Friday, 24 January 2014


A few years ago I was lucky enough to visit New York.  I had a story The Boy in an anthology -- Word Jig:New Fiction From Scotland published by New York publisher Hanging Loose Press.   
I visited the Big Apple to take part in readings centred on the publication.
In the run up to the visit memories came back to me of a previous trip to America when I was seven.  I had an Uncle, Aunt, and cousins living in New Jersey and we visited New York a number of times during that visit. 
My memories were vague, more impressions left on a very young mind.    
That first visit was the beginning of a lifelong interest in American literature, film and TV.  
I shared this with my father who was a big Western fan.  Both of us must have watched every episode of the High Chaparral TV programme.  I can’t remember either of us watching The Lone Ranger but the images and phrases are in my head.  
I’ve lost count of the number of films and TV programmes I’ve watched based in New York and other areas of America.  Over time it was that city that grew in my imagination supplanting everywhere else even overtaking the Western. 
Still when The Magnificent Seven (and it is when!) is repeated I’ll sit down and watch it for the umpteenth time!
As I write this another memory is coming back to me of my dad and uncles and cousins going to see it on the silver screen!  Maybe we did maybe that was an imagined memory!   

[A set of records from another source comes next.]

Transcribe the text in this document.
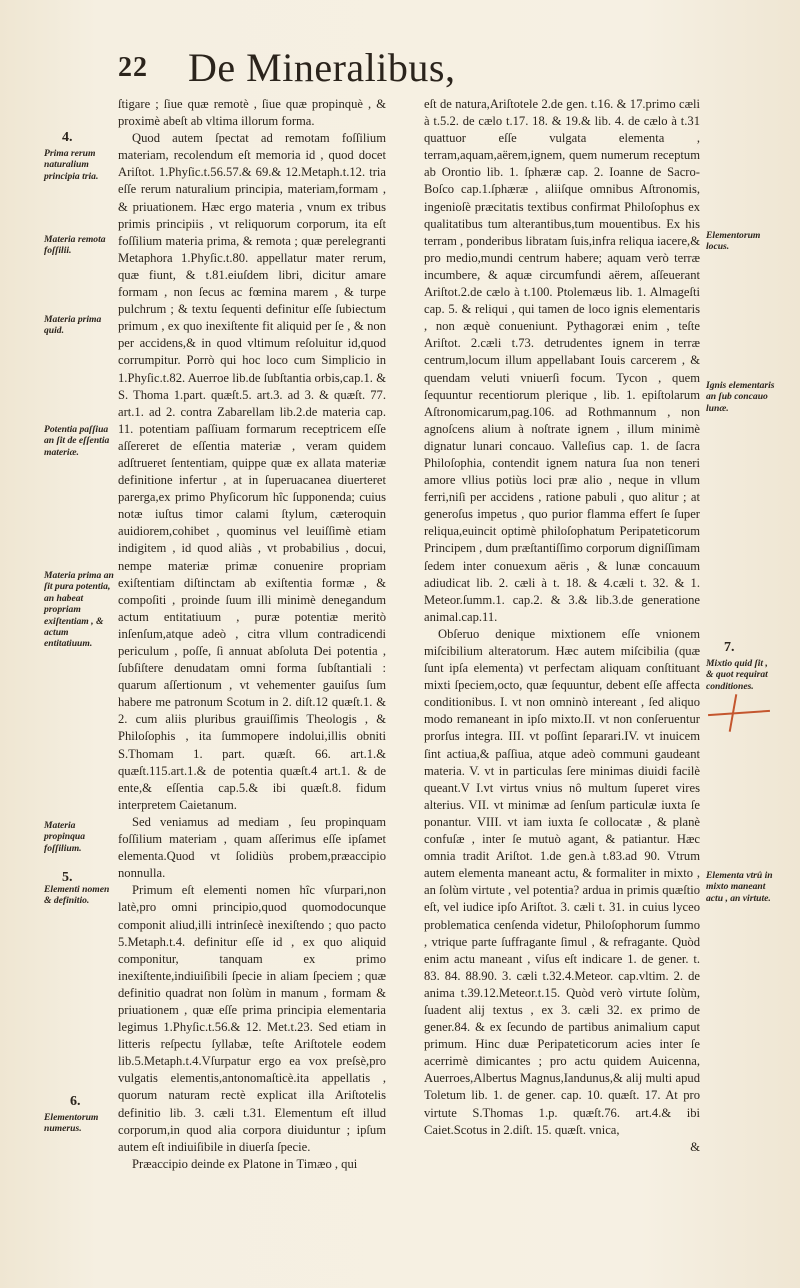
22 De Mineralibus,
4.
Prima rerum naturalium principia tria.
Materia remota foſſilii.
Materia prima quid.
Potentia paſſiua an ſit de eſſentia materiæ.
Materia prima an ſit pura potentia, an habeat propriam exiſtentiam , & actum entitatiuum.
Materia propinqua foſſilium.
5.
Elementi nomen & definitio.
6.
Elementorum numerus.

ſtigare ; ſiue quæ remotè , ſiue quæ propinquè , & proximè abeſt ab vltima illorum forma.

Quod autem ſpectat ad remotam foſſilium materiam, recolendum eſt memoria id , quod docet Ariſtot. 1.Phyſic.t.56.57.& 69.& 12.Metaph.t.12. tria eſſe rerum naturalium principia, materiam,formam , & priuationem. Hæc ergo materia , vnum ex tribus primis principiis , vt reliquorum corporum, ita eſt foſſilium materia prima, & remota ; quæ perelegranti Metaphora 1.Phyſic.t.80. appellatur mater rerum, quæ fiunt, & t.81.eiuſdem libri, dicitur amare formam , non ſecus ac fœmina marem , & turpe pulchrum ; & textu ſequenti definitur eſſe ſubiectum primum , ex quo inexiſtente fit aliquid per ſe , & non per accidens,& in quod vltimum reſoluitur id,quod corrumpitur. Porrò qui hoc loco cum Simplicio in 1.Phyſic.t.82. Auerroe lib.de ſubſtantia orbis,cap.1. & S. Thoma 1.part. quæſt.5. art.3. ad 3. & quæſt. 77. art.1. ad 2. contra Zabarellam lib.2.de materia cap. 11. potentiam paſſiuam formarum receptricem eſſe aſſereret de eſſentia materiæ , veram quidem adſtrueret ſententiam, quippe quæ ex allata materiæ definitione infertur , at in ſuperuacanea diuerteret parerga,ex primo Phyſicorum hîc ſupponenda; cuius notæ iuſtus timor calami ſtylum, cæteroquin auidiorem,cohibet , quominus vel leuiſſimè etiam indigitem , id quod aliàs , vt probabilius , docui, nempe materiæ primæ conuenire propriam exiſtentiam diſtinctam ab exiſtentia formæ , & compoſiti , proinde ſuum illi minimè denegandum actum entitatiuum , puræ potentiæ meritò inſenſum,atque adeò , citra vllum contradicendi periculum , poſſe, ſi annuat abſoluta Dei potentia , ſubſiſtere denudatam omni forma ſubſtantiali : quarum aſſertionum , vt vehementer gauiſus ſum habere me patronum Scotum in 2. diſt.12 quæſt.1. & 2. cum aliis pluribus grauiſſimis Theologis , & Philoſophis , ita ſummopere indolui,illis obniti S.Thomam 1. part. quæſt. 66. art.1.& quæſt.115.art.1.& de potentia quæſt.4 art.1. & de ente,& eſſentia cap.5.& ibi quæſt.8. fidum interpretem Caietanum.

Sed veniamus ad mediam , ſeu propinquam foſſilium materiam , quam aſſerimus eſſe ipſamet elementa.Quod vt ſolidiùs probem,præaccipio nonnulla.

Primum eſt elementi nomen hîc vſurpari,non latè,pro omni principio,quod quomodocunque componit aliud,illi intrinſecè inexiſtendo ; quo pacto 5.Metaph.t.4. definitur eſſe id , ex quo aliquid componitur, tanquam ex primo inexiſtente,indiuiſibili ſpecie in aliam ſpeciem ; quæ definitio quadrat non ſolùm in manum , formam & priuationem , quæ eſſe prima principia elementaria legimus 1.Phyſic.t.56.& 12. Met.t.23. Sed etiam in litteris reſpectu ſyllabæ, teſte Ariſtotele eodem lib.5.Metaph.t.4.Vſurpatur ergo ea vox preſsè,pro vulgatis elementis,antonomaſticè.ita appellatis , quorum naturam rectè explicat illa Ariſtotelis definitio lib. 3. cæli t.31. Elementum eſt illud corporum,in quod alia corpora diuiduntur ; ipſum autem eſt indiuiſibile in diuerſa ſpecie.

Præaccipio deinde ex Platone in Timæo , qui

eſt de natura,Ariſtotele 2.de gen. t.16. & 17.primo cæli à t.5.2. de cælo t.17. 18. & 19.& lib. 4. de cælo à t.31 quattuor eſſe vulgata elementa , terram,aquam,aërem,ignem, quem numerum receptum ab Orontio lib. 1. ſphæræ cap. 2. Ioanne de Sacro-Boſco cap.1.ſphæræ , aliiſque omnibus Aſtronomis, ingenioſè præcitatis textibus confirmat Philoſophus ex qualitatibus tum alterantibus,tum mouentibus. Ex his terram , ponderibus libratam ſuis,infra reliqua iacere,& pro medio,mundi centrum habere; aquam verò terræ incumbere, & aquæ circumfundi aërem, aſſeuerant Ariſtot.2.de cælo à t.100. Ptolemæus lib. 1. Almageſti cap. 5. & reliqui , qui tamen de loco ignis elementaris , non æquè conueniunt. Pythagoræi enim , teſte Ariſtot. 2.cæli t.73. detrudentes ignem in terræ centrum,locum illum appellabant Iouis carcerem , & quendam veluti vniuerſi focum. Tycon , quem ſequuntur recentiorum plerique , lib. 1. epiſtolarum Aſtronomicarum,pag.106. ad Rothmannum , non agnoſcens alium à noſtrate ignem , illum minimè dignatur lunari concauo. Valleſius cap. 1. de ſacra Philoſophia, contendit ignem natura ſua non teneri amore vllius potiùs loci præ alio , neque in vllum ferri,niſi per accidens , ratione pabuli , quo alitur ; at generoſus impetus , quo purior flamma effert ſe ſuper reliqua,euincit optimè philoſophatum Peripateticorum Principem , dum præſtantiſſimo corporum digniſſimam ſedem inter conuexum aëris , & lunæ concauum adiudicat lib. 2. cæli à t. 18. & 4.cæli t. 32. & 1. Meteor.ſumm.1. cap.2. & 3.& lib.3.de generatione animal.cap.11.

Obſeruo denique mixtionem eſſe vnionem miſcibilium alteratorum. Hæc autem miſcibilia (quæ ſunt ipſa elementa) vt perfectam aliquam conſtituant mixti ſpeciem,octo, quæ ſequuntur, debent eſſe affecta conditionibus. I. vt non omninò intereant , ſed aliquo modo remaneant in ipſo mixto.II. vt non conſeruentur prorſus integra. III. vt poſſint ſeparari.IV. vt inuicem ſint actiua,& paſſiua, atque adeò communi gaudeant materia. V. vt in particulas ſere minimas diuidi facilè queant.V I.vt virtus vnius nô multum ſuperet vires alterius. VII. vt minimæ ad ſenſum particulæ iuxta ſe ponantur. VIII. vt iam iuxta ſe collocatæ , & planè confuſæ , inter ſe mutuò agant, & patiantur. Hæc omnia tradit Ariſtot. 1.de gen.à t.83.ad 90. Vtrum autem elementa maneant actu, & formaliter in mixto , an ſolùm virtute , vel potentia? ardua in primis quæſtio eſt, vel iudice ipſo Ariſtot. 3. cæli t. 31. in cuius lyceo problematica cenſenda videtur, Philoſophorum ſummo , vtrique parte ſuffragante ſimul , & refragante. Quòd enim actu maneant , viſus eſt indicare 1. de gener. t. 83. 84. 88.90. 3. cæli t.32.4.Meteor. cap.vltim. 2. de anima t.39.12.Meteor.t.15. Quòd verò virtute ſolùm, ſuadent alij textus , ex 3. cæli 32. ex primo de gener.84. & ex ſecundo de partibus animalium caput primum. Hinc duæ Peripateticorum acies inter ſe acerrimè dimicantes ; pro actu quidem Auicenna, Auerroes,Albertus Magnus,Iandunus,& alij multi apud Toletum lib. 1. de gener. cap. 10. quæſt. 17. At pro virtute S.Thomas 1.p. quæſt.76. art.4.& ibi Caiet.Scotus in 2.diſt. 15. quæſt. vnica,

&
Elementorum locus.
Ignis elementaris an ſub concauo lunæ.
7.
Mixtio quid ſit , & quot requirat conditiones.
Elementa vtrû in mixto maneant actu , an virtute.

I wrote a My Scots American Uncle trying to capture something from that early visit to America. 
In writing it I discovered that in many ways that first encounter had fused with my own personal myth of America garnered through reading stories and watching TV and film. 
This is evident in the imagery and vocabulary used.   

Celluloid voice
filled the screen
of a seven year old

‘Go west young man.
Blaze the trail.’

And did I follow?
‘Hi Ho Silver away.’

When I went back to New York for the reading I found that because of the images already running in my head I felt immediately at home as soon as I landed.  I very quickly adjusted to the amazing pace of the city because it didn’t feel like I was adjusting at all.
I had been there many times in my imagination. 
I wrote a number of poems, or drafts of poems, while I was there.  Also a short story Postcard From New York which was a co winner of the Fish Publishing one page short story competition.  So those visits whether in actuality or in my imagination have been very fruitful.
I wrote the poem Arrival when I returned home.   

I’ve arrived
Touched down but still flying
In the city that never sleeps, that is never still.

I’ve arrived
Landed but still coming down
Over junior league size baseball pitches
Multi coloured doll houses all in a row
Each with their own America back yard.

I’ve arrived
New York cabbie style.
That is crazy, stop for no man
Or car, style.
‘Where you heading?’ The chewing
Mouth asks in the mirror.
‘ Mid Manhattan, East 51st Street. ’
I say as nonchalant
As I can muster as we swerve into the freeway
To a chorus of horns.

I’ve arrived.
Shaken and stirred.
Blood coursing through my veins.
Skin tingling.
I’ve arrived.

Through the use of mythic language city that never sleeps combined with my experience of the moment Touched down but still flying the poem fuses my own mythic memory and actual feeling in the moment.
Both poems are different but continue my creative narrative with America and in particular New York.  I have written more poems and stories since. 
Somehow I don’t think they’ll be the last.